While watching _Jurassic Park_ and reading on Lukacs concept of the
specificity of the filmic image I begin to wonder whether the recent
restructuring of the theoretical space of film studies towards an
understanding of the filmic image as indexical (and here I am thinking of
both Doane's _Cinematic Time_ and Rosen's _Change Mummified_) is
misleading. While even Lukacs makes reference to the indexicality of the
filmic image, based on Peirce's concept of the same, I wonder whether the
specificity of the cinematic image is not infinitely more applicable to
understanding the relationship between the subjectivity and cinema than an
understanding of the 'evidentiary' quality of film.

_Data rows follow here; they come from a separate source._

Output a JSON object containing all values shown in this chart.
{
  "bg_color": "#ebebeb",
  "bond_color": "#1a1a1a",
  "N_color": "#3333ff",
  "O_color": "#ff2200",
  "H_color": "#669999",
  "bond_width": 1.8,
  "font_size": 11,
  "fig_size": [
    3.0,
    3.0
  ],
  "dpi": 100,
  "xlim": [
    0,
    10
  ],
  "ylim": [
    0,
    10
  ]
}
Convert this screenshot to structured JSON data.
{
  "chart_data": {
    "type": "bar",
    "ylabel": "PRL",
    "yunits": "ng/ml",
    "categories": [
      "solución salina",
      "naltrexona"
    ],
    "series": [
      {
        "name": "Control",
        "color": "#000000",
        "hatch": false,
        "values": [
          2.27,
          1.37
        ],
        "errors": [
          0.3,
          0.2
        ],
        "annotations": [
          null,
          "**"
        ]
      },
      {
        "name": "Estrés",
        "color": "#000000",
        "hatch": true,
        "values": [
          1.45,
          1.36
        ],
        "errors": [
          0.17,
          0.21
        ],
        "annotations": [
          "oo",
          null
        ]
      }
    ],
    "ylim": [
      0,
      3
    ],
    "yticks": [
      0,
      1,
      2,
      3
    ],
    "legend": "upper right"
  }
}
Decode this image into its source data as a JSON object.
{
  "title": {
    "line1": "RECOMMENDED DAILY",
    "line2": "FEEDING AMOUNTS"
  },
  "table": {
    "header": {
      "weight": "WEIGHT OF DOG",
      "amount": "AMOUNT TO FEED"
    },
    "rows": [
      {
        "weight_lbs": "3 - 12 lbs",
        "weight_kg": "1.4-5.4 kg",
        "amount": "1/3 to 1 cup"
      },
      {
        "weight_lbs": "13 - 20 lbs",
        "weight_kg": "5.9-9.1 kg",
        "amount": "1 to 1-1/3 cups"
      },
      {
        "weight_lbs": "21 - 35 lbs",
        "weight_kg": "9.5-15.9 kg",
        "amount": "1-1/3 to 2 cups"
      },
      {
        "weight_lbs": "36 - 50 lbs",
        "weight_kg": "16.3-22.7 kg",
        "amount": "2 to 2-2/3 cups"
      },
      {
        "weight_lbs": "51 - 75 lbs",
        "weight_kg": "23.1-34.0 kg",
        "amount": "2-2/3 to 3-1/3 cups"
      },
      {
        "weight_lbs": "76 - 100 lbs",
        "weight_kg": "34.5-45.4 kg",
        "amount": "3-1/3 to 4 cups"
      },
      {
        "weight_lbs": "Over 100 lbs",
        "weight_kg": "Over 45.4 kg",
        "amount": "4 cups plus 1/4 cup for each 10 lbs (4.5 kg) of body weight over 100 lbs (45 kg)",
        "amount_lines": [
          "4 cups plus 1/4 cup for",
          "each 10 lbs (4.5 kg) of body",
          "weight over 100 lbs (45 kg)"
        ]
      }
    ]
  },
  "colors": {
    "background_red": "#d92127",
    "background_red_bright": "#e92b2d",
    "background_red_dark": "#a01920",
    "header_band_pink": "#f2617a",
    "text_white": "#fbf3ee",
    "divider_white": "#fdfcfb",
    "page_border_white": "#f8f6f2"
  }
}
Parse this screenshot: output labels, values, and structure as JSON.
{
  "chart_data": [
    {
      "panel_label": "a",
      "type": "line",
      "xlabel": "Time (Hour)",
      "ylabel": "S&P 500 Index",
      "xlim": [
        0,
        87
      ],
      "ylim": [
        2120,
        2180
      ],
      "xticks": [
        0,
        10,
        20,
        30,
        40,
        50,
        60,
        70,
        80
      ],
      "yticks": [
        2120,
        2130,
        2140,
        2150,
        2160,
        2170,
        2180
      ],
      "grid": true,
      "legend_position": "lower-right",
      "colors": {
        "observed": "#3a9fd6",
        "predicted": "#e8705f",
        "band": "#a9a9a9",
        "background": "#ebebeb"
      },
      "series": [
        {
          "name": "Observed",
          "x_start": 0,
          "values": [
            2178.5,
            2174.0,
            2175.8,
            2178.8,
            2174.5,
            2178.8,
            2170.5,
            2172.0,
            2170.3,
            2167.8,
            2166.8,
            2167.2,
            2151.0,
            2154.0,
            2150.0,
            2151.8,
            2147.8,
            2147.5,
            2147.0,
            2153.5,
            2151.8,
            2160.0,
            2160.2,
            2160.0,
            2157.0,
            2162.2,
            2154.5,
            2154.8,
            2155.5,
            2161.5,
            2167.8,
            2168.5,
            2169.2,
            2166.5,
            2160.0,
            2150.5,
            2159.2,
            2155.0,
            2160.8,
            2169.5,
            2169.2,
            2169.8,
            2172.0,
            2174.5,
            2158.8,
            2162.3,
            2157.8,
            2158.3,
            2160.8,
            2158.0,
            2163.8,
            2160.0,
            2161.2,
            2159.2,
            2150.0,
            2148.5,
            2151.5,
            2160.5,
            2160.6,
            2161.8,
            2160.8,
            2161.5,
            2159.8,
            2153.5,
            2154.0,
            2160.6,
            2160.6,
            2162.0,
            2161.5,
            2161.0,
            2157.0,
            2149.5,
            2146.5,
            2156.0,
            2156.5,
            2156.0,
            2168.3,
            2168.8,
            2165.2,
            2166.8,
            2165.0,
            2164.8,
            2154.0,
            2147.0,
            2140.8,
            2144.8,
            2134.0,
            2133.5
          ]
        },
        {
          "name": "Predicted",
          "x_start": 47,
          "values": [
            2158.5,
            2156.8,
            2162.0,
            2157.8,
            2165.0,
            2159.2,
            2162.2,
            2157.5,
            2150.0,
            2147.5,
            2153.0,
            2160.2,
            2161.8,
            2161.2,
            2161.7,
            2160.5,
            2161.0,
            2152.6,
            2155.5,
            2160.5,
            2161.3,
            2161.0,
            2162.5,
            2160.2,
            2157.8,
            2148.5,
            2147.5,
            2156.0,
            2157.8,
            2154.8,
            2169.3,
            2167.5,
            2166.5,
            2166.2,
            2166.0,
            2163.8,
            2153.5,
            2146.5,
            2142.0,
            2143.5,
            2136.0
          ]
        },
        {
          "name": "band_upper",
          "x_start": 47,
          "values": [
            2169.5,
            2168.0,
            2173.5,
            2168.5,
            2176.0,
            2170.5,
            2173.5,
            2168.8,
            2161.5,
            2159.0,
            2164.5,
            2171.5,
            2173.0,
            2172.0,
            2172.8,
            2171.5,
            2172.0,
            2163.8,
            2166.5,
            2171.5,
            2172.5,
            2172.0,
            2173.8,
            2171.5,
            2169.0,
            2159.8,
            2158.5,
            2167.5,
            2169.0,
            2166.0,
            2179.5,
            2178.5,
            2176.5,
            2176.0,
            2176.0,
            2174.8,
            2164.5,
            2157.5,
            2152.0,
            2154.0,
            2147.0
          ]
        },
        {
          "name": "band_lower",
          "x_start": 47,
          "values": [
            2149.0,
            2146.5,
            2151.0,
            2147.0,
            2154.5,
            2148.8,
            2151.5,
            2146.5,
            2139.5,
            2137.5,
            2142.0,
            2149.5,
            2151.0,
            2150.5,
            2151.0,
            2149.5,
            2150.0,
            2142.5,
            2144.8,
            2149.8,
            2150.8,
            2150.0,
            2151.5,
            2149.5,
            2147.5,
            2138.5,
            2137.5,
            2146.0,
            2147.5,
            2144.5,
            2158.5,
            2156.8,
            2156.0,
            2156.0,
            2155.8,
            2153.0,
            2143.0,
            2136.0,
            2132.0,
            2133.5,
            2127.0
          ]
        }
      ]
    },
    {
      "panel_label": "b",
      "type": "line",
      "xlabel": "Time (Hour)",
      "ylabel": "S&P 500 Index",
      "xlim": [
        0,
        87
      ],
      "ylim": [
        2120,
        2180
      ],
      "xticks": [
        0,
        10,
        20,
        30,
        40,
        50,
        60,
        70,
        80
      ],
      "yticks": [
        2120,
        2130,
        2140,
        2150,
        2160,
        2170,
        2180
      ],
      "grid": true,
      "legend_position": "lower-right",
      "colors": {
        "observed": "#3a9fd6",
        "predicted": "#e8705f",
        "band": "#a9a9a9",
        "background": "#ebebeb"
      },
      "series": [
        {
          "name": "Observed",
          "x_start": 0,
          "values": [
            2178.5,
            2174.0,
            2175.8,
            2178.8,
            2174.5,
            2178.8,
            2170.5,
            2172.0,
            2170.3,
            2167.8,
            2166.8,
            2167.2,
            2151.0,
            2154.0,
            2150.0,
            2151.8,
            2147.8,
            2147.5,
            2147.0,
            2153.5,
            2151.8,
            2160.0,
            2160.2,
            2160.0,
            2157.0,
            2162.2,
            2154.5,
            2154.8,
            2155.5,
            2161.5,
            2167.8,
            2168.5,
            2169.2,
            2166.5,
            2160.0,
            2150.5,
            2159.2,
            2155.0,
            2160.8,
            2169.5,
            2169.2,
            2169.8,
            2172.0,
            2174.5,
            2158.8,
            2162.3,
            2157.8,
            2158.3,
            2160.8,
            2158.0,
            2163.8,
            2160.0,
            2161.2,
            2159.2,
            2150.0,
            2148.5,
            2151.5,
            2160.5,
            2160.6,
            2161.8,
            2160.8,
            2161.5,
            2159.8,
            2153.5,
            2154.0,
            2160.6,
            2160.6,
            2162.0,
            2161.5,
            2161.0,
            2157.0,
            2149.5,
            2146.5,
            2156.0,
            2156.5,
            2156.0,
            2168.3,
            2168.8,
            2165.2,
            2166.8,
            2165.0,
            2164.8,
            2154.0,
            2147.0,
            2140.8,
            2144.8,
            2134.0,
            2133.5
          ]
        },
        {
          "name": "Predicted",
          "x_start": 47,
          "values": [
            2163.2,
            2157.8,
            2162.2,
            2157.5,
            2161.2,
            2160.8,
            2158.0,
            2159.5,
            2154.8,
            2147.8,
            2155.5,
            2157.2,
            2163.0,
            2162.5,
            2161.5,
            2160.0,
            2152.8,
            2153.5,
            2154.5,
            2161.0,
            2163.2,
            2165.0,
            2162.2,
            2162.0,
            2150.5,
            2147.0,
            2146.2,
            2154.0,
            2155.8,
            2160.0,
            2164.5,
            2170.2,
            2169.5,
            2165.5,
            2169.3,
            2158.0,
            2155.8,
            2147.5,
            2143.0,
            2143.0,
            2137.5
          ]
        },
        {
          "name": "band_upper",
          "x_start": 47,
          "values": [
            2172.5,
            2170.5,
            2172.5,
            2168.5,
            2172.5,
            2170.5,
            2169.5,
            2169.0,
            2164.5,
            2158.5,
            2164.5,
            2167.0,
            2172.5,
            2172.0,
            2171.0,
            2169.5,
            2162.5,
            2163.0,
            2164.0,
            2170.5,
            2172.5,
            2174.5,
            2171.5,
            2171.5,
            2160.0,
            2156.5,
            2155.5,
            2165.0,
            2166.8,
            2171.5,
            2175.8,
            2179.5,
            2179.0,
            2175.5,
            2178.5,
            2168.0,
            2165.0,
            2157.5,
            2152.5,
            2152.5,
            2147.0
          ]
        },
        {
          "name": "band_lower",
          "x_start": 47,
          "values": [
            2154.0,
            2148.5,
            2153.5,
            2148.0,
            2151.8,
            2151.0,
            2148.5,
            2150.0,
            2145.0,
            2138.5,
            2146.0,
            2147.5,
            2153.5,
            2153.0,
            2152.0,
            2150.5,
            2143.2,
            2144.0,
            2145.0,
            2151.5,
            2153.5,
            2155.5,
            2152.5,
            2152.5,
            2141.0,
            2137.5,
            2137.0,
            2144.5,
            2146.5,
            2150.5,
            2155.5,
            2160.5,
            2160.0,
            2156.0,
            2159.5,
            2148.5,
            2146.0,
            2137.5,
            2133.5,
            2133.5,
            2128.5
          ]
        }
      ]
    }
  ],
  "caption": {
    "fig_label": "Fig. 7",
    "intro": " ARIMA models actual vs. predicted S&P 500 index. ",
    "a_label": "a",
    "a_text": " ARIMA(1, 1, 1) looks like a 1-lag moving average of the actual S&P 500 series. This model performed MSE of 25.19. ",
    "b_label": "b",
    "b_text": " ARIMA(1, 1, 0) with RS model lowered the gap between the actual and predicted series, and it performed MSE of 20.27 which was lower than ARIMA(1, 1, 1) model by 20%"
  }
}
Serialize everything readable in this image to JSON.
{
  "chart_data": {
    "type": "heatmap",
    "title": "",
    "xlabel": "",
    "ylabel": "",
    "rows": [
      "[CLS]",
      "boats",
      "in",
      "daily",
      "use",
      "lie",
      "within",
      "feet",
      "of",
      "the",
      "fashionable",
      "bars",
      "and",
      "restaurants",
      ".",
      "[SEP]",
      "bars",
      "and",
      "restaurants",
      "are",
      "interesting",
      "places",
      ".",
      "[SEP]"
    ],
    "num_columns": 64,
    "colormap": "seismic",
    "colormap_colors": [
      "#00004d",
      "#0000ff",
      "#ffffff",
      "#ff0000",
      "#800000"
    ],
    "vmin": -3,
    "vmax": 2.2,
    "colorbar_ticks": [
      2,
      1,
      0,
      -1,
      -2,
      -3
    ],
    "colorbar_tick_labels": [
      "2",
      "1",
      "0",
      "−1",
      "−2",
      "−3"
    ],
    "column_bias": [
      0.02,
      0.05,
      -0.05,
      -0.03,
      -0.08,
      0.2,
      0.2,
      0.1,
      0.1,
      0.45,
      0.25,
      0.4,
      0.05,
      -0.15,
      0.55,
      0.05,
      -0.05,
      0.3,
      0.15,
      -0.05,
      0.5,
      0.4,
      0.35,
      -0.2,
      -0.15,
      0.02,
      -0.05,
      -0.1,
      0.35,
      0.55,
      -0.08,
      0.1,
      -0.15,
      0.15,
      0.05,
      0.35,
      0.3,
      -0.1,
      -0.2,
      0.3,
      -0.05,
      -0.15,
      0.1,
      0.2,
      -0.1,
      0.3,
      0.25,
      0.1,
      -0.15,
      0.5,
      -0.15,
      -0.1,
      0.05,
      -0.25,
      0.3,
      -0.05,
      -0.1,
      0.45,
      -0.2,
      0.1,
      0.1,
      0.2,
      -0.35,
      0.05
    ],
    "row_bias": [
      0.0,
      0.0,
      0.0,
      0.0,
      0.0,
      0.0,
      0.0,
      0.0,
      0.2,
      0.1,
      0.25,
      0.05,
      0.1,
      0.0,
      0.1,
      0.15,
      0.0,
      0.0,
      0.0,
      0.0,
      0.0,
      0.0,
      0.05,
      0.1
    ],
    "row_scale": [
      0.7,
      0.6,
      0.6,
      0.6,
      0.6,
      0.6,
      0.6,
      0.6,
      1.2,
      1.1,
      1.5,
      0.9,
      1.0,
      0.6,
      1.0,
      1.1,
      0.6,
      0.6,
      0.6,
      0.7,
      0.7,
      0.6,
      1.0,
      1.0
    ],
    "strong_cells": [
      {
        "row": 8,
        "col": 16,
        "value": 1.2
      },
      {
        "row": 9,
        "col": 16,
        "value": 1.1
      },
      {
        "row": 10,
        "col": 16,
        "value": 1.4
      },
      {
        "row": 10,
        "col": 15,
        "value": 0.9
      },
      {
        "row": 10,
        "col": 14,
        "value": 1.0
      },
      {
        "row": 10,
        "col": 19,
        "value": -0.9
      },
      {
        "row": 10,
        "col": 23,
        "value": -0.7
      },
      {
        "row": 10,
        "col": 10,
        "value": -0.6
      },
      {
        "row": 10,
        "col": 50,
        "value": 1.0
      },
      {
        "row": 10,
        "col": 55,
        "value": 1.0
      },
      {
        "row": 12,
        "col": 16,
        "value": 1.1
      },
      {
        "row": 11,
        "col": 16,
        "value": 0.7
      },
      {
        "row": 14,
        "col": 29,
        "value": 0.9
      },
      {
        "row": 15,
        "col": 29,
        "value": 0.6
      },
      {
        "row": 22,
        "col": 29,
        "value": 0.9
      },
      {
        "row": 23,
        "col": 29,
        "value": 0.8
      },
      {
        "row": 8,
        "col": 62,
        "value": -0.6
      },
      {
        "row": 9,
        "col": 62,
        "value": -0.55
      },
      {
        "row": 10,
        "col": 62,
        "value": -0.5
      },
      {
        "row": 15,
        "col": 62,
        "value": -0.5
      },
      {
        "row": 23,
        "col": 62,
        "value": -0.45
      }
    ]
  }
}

This comes from seeing something as fantastic as J.P., surely, wherein I
find it hard to see anything evidentiary in the images... That is to say
that the images 'pull me in' and convince me to some extent as to
the 'reality' of the image, but I am fully aware, even cognizant, of the
falsity of the images and the narrative structure of the film. The images
lose evidentiary specificity and simply have the specific appearance of
reality. The same can be said for something as 'vague' as Haneke's _The
Piano Teacher_ and the rather horrendous rape scene therein. While I am
repulsed by the violence of the scene, I do not feel as though this image
is evidence of an actual rape. In other words, I wonder if the internal
construction of the narrative (that is the extra-diegetic construction of
the diegetic reality, an action taken on by the subject) does not work to
overcome any notion of 'indexicality.' The filmic image is fundamentally
different from the video image of a man in mask robbing the local 7-
Eleven, isn't it? Whereas the latter would be indexical of an actual
event, the former is indexical of a narrative structure. Does that mean
that indexicality plays into documentary narrative? Can indexicality
be 'turned on and off?' How much does indexicality depend on the larger,
structuring semiotical system of the 'cinema'?
Part of this comes from a philosophical issue I have with Peirce's
categories, in that I feel that the indexicality of the footprint is
inherently different from the situation of the photograph; the former is
positioned within the universal sphere of referentiality, an unending
frame of reference, and the latter is positioned complexly on the border
of the temporal present and the past...
Does anyone else have an opinion on this matter?